Have Merlin + RT86U + OpenVPN Server: OVPN configuration 'expires' for lack of better term

[mdover]

Would appreciate a little help here if possible. I'm probably missing something simple.

As per the title, my OVPN configuration file seems to 'expire' after an undetermined amount of time. It's happened twice now. The first was after multiple months of working properly, the second time was just now and probably a month since the last time.

I have the certificates on a few devices (including two firesticks which are a pain in the butt to update), so it is a bit of a hassle to export new configuration files and install on the handful of devices I've imported them to. I've now had to update them twice over a 4-5 week span.

Any idea why they would expire and what I might do to avoid it?

Thanks

 

[mdover]

Anyone have insight?

 

[RMerlin]

What does your log says?

 

[mdover]

What does your log says?

I don't get any response in the log when I try to connect from the OVPN configuration files that no longer connect. I went back and looked at when I exported the prior one which no longer works and it was March 12th. The one I created March 31st continues to function and is acknowledged in the log when I toggle it on from my phone.

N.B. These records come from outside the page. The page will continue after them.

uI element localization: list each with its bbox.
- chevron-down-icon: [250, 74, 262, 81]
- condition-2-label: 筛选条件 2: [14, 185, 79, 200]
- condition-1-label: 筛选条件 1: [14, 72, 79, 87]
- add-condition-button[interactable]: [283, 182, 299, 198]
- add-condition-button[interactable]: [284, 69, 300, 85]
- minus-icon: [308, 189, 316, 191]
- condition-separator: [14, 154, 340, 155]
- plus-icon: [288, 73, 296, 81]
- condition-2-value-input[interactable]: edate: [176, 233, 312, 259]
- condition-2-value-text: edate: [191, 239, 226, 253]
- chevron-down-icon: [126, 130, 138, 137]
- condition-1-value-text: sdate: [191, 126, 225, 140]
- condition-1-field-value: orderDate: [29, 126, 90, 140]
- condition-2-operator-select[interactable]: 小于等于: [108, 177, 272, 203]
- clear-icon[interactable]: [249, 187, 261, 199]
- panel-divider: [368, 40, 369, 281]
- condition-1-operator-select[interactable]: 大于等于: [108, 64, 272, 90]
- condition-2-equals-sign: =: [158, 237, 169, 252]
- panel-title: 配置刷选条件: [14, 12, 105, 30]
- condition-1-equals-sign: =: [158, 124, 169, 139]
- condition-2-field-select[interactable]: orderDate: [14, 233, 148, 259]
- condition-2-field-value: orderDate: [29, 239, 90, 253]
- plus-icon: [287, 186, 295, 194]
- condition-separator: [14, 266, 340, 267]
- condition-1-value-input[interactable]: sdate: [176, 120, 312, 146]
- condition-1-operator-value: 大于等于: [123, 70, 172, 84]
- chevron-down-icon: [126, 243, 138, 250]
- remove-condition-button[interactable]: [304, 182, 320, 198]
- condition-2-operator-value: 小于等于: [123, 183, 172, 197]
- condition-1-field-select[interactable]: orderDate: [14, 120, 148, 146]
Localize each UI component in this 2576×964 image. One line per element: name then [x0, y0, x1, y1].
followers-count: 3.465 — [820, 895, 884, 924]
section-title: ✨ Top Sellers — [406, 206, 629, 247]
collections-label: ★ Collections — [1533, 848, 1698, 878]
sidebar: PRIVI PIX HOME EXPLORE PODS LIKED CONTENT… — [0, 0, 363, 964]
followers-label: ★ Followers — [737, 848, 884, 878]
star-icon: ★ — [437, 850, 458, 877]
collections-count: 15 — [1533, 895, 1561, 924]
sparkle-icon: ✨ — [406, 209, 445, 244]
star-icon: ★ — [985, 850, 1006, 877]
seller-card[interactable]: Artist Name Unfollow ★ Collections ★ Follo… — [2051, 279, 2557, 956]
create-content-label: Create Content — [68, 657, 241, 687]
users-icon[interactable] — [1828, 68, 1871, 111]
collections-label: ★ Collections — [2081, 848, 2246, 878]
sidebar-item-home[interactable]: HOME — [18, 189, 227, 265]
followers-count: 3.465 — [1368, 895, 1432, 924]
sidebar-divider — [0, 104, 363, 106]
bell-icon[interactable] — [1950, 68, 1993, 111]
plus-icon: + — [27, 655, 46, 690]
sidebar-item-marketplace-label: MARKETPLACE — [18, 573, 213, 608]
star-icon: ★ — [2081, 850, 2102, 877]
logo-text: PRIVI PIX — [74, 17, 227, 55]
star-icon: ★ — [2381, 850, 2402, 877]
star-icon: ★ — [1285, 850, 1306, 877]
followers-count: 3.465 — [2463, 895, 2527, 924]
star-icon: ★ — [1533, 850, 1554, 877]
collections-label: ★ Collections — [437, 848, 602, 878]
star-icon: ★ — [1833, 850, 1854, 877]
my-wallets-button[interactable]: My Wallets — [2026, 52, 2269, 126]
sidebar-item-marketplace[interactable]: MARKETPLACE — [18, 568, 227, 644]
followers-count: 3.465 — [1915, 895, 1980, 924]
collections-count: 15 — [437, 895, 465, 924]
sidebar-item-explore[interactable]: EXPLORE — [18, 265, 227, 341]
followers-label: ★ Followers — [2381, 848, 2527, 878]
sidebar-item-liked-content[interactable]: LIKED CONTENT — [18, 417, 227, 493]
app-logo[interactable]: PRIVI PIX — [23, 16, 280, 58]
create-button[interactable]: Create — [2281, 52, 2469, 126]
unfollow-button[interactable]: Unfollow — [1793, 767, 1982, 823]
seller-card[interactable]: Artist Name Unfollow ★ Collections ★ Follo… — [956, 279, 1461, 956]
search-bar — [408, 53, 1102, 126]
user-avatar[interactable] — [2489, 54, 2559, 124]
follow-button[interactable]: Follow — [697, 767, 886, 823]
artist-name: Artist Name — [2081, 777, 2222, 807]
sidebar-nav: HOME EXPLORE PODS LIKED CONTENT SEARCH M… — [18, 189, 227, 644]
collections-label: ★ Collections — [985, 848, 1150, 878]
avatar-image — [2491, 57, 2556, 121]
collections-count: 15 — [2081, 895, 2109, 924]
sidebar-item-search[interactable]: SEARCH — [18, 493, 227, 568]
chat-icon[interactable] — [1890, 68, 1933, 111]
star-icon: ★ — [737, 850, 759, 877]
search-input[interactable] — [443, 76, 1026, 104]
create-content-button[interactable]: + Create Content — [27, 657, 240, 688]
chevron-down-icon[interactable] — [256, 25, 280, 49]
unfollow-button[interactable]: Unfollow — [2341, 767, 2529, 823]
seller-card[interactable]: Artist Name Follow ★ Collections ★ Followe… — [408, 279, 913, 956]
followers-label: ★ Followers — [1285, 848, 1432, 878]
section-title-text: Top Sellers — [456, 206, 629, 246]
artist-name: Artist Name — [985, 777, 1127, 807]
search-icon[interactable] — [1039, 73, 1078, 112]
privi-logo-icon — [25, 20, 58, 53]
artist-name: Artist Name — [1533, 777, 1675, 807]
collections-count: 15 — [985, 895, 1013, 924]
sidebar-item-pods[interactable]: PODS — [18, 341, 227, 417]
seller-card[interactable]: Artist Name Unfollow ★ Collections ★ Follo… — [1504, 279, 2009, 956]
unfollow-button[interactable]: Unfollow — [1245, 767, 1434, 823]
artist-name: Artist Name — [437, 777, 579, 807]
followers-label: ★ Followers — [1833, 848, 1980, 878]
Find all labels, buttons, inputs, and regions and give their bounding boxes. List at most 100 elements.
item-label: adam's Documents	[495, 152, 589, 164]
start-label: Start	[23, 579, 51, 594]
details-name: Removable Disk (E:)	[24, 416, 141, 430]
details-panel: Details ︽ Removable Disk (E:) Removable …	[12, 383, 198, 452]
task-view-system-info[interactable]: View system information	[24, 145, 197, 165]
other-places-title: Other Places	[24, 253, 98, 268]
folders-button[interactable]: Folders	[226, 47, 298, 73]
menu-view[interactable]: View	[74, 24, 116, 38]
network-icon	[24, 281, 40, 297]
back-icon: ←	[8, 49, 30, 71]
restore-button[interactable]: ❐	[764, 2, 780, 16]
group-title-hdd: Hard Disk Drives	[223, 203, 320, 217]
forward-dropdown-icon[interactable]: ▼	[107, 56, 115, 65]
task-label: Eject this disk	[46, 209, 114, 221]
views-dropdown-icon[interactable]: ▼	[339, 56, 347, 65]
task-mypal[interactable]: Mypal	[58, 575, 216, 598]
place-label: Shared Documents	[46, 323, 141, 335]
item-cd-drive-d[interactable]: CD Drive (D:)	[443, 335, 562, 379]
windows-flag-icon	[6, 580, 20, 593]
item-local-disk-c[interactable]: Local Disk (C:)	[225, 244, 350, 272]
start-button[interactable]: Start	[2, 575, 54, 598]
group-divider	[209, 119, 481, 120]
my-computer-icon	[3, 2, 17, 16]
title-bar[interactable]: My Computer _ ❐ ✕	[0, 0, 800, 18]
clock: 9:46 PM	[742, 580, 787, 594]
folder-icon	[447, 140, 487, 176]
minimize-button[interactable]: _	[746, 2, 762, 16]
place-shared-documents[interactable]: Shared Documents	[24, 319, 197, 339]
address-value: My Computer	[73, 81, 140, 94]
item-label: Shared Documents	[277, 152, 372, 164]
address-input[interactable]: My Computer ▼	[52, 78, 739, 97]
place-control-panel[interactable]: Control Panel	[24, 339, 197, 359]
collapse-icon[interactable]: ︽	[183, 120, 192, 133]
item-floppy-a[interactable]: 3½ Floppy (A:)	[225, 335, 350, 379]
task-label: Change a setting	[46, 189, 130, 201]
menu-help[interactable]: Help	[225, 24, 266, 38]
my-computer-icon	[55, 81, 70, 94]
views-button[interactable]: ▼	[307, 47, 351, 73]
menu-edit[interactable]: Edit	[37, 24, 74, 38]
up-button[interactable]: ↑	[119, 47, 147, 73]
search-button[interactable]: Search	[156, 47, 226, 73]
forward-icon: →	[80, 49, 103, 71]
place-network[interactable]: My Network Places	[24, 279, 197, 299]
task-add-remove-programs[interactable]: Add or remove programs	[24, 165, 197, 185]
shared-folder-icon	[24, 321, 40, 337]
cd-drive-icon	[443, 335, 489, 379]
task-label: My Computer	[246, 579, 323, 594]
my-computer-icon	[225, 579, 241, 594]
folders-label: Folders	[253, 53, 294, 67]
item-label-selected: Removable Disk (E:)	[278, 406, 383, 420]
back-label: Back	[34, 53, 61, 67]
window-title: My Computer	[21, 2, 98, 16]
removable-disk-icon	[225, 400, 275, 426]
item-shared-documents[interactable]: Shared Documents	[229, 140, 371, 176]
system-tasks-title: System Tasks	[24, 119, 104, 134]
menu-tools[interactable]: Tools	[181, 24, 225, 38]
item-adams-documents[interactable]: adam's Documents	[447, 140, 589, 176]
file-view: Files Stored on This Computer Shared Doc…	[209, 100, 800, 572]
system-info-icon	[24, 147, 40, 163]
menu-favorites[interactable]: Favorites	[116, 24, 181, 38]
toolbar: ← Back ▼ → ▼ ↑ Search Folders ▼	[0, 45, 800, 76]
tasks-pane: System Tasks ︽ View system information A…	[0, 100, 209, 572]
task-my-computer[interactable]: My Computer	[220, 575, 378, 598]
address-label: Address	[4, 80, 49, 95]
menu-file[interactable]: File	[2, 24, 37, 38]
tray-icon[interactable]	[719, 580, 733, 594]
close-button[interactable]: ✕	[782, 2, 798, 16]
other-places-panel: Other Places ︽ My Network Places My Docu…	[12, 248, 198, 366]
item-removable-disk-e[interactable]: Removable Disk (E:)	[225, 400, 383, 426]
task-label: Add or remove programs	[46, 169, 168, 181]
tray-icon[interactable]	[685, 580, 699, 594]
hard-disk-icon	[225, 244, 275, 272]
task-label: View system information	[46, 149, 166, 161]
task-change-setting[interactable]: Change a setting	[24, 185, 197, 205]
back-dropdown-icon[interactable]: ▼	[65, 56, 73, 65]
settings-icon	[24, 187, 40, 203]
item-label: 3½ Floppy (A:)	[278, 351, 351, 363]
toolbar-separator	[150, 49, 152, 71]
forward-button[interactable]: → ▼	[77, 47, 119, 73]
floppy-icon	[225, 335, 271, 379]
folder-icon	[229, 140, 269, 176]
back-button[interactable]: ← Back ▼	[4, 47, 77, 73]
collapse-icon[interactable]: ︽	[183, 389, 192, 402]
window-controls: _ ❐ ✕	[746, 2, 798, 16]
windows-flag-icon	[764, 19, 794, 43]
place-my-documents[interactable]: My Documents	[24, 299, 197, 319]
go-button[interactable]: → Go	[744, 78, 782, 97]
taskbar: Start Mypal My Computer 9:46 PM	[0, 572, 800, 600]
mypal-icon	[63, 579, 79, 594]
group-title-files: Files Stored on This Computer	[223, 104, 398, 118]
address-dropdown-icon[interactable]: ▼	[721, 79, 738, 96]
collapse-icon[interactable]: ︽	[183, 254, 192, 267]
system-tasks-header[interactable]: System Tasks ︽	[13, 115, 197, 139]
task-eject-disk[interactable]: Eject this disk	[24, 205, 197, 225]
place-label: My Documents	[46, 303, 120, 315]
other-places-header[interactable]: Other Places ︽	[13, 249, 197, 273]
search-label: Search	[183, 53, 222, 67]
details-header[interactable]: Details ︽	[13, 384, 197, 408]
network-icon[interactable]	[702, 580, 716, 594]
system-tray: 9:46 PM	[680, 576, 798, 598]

I recall seeing something flash on screen with 'renew' when I was troubleshooting an overall connection error with my ISP and I ignored it, maybe if I hit 'renew' it would have kept them active? I have no idea why I would be presented with the renew button while dealing with a network problem and I don't know if that might be coincidence or related.

'Renew' gives the warning below, so I didn't select it as it appears I'd need to update all my OVPN configuration files if I did.
"Do you want to regenerate your keys and certificates? This will require updating your client config files afterward."

So in summary, I stumped why my OVPN configuration files have stopped working twice now (once after a few months, once after about 3 weeks) and if there is anything I can do to avoid it. The reason I posted here is they are being generated by the router and I do have Merlin installed as well.

Thank you for any assistance.

 

[RMerlin]

I don't get any response in the log when I try to connect from the OVPN configuration files that no longer connect.

You have to look on the client side, not the server side. It will tell you what's failing.

My first guess is your config file isn't using DDNS, so every time your IP changes, your config file stops working. That can be diagnosed by seeing the client log stating it's unable to connect at all with the server.

 

[mdover]

Hey Mr. Merlin - I think you solved it, thanks!

I went through my old OVPN config files and compared to the current and the DDNS name changed.

In my oldest, it had DDNS host name 'A'. Then I had a router failing so I swapped my node with my primary router and setup the old node from factory (and made my primary a node) and I lost my host name in the process as I forgot to deregister it. I'll bet that's when the old OVPN file failed.

Then I setup new OVPN files and they had IP addresses rather than host names as the remote address, so I presume I set them up prior to registering my new host name 'B'. I probably sat down for an hour or two and just redid all setting in my router at once and it probably never occurred to me that the host name should be assigned prior to the OVPN config file generation. I'm not certain that this is what happened, but it seems very plausible.

And most recently, my ISP had a shut down for network upgrades last week and I'll bet my IP changed in the process - hence the OVPN config file can no longer 'call home'.

So - I've now generated new config files that have my current host name 'B' and I'll upload them into my firesticks and so on.

I really appreciate the help. I didn't want to have to update these files every few weeks at random intervals but now it seems there's a pretty clear explanation for what happened.

I can provide the log from the iphone / client if you'd like, but at this point I think with your guidance I now have the cause and how to manage it.

 

[RMerlin]

I can provide the log from the iphone / client if you'd like

No need to. The log would have probably shown that either the hostname couldn't be resolved, or that connecting would fail before even reaching the TLS stage.